È dopo l'unità e col sec. XX che l'interpretazione di D. si libera di tradizioni incontrollate, di miti e numi, di derivazioni e accostamenti dilettantistici, di sottigliezze ermeneutiche. Le università di Firenze, Bologna, Torino (oltre quella di Napoli), cui accedono Pugliesi come studenti e docenti, rinsanguano e rimescolano la vita culturale della vecchia provincia-frontiera. Netto si fa ilétaglio tra studiosi locali e ricercatori ‛ laureati '. Né è raro il caso che giovani docenti, giunti in provincia, continuino ricerche e insegnamento secondo metodo e natura acquistati altrove. S'imposta così la migliore scuola pugliese dell'età nostra. Gli studi storici da Gaetano Salvemini a Michelangelo Schipa e particolarmente a Romolo Caggese forniscono nuove prospettive al tempo di D. e a figure della sua opera. Giacomo Lacaita ci dà, in ottima edizione, il Comentum di Benvenuto. Francesco Macrì-Leone, in pochi anni fervidi di studi, con note sul torinese " Giornale Storico della Letteratura Italiana " e saggi su La Vita di D. scritta da G. Boccaccio e su La bucolica latina nella letteratura italiana del sec. XIX (1889) è l'espressione tipica del rapido e intenso processo di osmosi che è in atto nella cultura italiana, dantesca in particolare, sul limite del secolo. Dopo di lui Achille Pellizzari porterà sulle cattedre dei licei di P. o su quella universitaria di Genova una fervida educazione storica perennemente ostile, nel tempo, al crocianesimo.
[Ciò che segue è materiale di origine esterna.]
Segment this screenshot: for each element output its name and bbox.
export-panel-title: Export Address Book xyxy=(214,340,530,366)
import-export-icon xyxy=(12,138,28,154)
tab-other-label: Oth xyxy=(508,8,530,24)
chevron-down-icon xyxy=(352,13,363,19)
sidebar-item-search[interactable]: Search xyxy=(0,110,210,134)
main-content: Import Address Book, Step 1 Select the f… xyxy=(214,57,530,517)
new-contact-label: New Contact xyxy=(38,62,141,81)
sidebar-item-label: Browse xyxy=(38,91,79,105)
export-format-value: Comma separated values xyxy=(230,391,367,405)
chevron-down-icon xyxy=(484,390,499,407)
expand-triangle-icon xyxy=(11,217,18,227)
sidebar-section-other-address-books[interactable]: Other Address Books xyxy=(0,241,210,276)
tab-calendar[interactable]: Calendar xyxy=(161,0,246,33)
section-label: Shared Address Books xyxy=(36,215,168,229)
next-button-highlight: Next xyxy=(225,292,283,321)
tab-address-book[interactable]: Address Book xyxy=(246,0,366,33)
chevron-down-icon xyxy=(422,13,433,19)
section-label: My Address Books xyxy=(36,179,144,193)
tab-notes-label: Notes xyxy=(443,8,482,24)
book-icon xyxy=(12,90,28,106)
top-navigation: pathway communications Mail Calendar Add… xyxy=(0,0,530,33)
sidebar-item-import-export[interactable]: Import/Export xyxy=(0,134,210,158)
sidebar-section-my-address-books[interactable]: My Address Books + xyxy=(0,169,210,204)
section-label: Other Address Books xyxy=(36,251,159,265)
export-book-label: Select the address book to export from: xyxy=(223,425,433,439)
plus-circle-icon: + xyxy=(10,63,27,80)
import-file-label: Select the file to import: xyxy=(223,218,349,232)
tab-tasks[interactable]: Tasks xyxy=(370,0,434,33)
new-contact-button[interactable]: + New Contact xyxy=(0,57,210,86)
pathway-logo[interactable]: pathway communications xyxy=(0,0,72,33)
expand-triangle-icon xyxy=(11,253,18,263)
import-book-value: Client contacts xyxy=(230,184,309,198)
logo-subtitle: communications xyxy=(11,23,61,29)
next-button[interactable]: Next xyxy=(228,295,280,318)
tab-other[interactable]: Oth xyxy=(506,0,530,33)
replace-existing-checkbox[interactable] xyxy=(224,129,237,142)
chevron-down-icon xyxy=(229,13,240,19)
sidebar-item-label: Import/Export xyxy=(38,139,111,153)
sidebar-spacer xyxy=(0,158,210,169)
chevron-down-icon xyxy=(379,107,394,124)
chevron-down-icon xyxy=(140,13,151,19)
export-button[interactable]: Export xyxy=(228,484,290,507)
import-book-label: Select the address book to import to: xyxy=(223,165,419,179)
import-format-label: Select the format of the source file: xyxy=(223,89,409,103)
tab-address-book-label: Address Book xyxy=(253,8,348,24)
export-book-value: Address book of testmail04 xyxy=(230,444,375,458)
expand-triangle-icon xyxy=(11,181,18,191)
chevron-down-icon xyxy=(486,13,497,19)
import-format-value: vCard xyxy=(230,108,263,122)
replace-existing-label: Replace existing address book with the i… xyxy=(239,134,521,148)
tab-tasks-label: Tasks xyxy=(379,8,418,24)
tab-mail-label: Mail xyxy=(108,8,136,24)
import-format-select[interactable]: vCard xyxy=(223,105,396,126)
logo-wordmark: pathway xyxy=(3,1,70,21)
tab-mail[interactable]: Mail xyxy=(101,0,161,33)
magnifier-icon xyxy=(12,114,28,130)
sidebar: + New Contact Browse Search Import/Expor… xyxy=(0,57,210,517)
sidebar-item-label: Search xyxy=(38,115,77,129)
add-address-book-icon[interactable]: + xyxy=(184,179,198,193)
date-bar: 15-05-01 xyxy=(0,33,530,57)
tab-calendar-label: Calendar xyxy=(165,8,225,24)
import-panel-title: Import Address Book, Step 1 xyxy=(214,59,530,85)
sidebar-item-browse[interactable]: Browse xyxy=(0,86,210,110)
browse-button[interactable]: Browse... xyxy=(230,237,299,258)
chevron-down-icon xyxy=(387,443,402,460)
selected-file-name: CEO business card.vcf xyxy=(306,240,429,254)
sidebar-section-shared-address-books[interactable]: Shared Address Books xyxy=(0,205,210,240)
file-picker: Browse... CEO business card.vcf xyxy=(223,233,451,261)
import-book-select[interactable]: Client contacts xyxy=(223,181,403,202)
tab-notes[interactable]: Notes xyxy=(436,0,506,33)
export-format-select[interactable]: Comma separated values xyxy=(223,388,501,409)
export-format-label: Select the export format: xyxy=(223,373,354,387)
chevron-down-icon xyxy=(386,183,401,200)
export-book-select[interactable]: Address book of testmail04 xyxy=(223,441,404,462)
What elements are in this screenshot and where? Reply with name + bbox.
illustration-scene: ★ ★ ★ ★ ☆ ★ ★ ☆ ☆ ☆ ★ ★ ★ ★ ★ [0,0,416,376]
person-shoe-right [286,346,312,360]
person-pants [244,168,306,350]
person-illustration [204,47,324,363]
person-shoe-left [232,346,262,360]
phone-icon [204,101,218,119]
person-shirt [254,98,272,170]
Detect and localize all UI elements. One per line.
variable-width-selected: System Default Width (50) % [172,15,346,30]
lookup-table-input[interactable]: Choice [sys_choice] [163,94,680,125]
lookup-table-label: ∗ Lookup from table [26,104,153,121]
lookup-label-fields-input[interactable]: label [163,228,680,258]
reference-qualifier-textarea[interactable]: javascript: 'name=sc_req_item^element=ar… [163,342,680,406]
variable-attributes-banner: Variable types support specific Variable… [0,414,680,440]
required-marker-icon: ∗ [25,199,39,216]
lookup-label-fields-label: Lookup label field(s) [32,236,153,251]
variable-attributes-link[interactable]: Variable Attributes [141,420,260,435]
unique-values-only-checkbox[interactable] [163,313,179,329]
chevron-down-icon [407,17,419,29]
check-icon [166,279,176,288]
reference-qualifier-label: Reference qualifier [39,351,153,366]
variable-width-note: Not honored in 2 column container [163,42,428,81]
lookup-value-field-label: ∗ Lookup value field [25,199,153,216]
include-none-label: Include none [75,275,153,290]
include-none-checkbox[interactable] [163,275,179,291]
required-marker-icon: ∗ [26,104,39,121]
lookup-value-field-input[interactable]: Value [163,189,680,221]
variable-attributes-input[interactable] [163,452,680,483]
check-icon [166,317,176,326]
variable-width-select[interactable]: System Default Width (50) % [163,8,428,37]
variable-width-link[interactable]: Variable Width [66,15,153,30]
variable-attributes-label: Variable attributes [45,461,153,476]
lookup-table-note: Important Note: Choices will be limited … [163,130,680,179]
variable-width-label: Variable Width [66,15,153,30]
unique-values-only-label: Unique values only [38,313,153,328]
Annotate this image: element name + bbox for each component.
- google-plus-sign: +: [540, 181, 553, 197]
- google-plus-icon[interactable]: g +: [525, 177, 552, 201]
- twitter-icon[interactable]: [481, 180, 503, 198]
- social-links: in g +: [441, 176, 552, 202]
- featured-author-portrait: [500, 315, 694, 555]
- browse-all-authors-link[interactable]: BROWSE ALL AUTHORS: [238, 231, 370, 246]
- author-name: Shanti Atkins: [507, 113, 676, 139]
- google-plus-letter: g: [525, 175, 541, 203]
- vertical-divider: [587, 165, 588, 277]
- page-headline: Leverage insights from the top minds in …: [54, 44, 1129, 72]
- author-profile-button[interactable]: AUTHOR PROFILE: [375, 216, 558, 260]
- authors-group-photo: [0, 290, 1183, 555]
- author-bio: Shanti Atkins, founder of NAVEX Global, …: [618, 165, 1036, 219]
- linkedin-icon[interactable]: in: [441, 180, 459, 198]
Giuseppe Gabrieli, in varie occasioni, lungo trent'anni di Novecento, sottopone a vaglio un tema nuovo della critica dantesca: D. e l'Oriente. Né è senza significato che lo studioso pugliese di D. più significativo, N. Zingarelli (v.), abbia studiato a Napoli e ivi insegnato negli anni di formazione e poi per trent'anni nelle università di Palermo e Milano. Si capisce così che si è passati dalle interpretazioni polemiche o settarie, in armonia a più moderni indirizzi critici, a più tranquille e profonde acque, ove la sintesi storica segue all'indagine, l'edizione del testo cade sotto il controllo della filologia, la ‛ lettura ' si spoglia di ogni empirismo.
Bibl. - N. Zingarelli, D. e la P., in " Giorn. d. " VIII (1900) 385-407; F. Torraca, Il regno di Sicilia nelle opere di D. in Studi danteschi, Napoli 1912, 347-381; C. Zacchetti, L'Italia meridionale nel pensiero di D., Napoli s.d.; A. Masciullo, Studiosi di D. nel Salento, Lecce 1922; A. Vallone, Correnti letterarie e studiosi di D. in P., Foggia 1966. Per la parte linguistica, v. APULIA.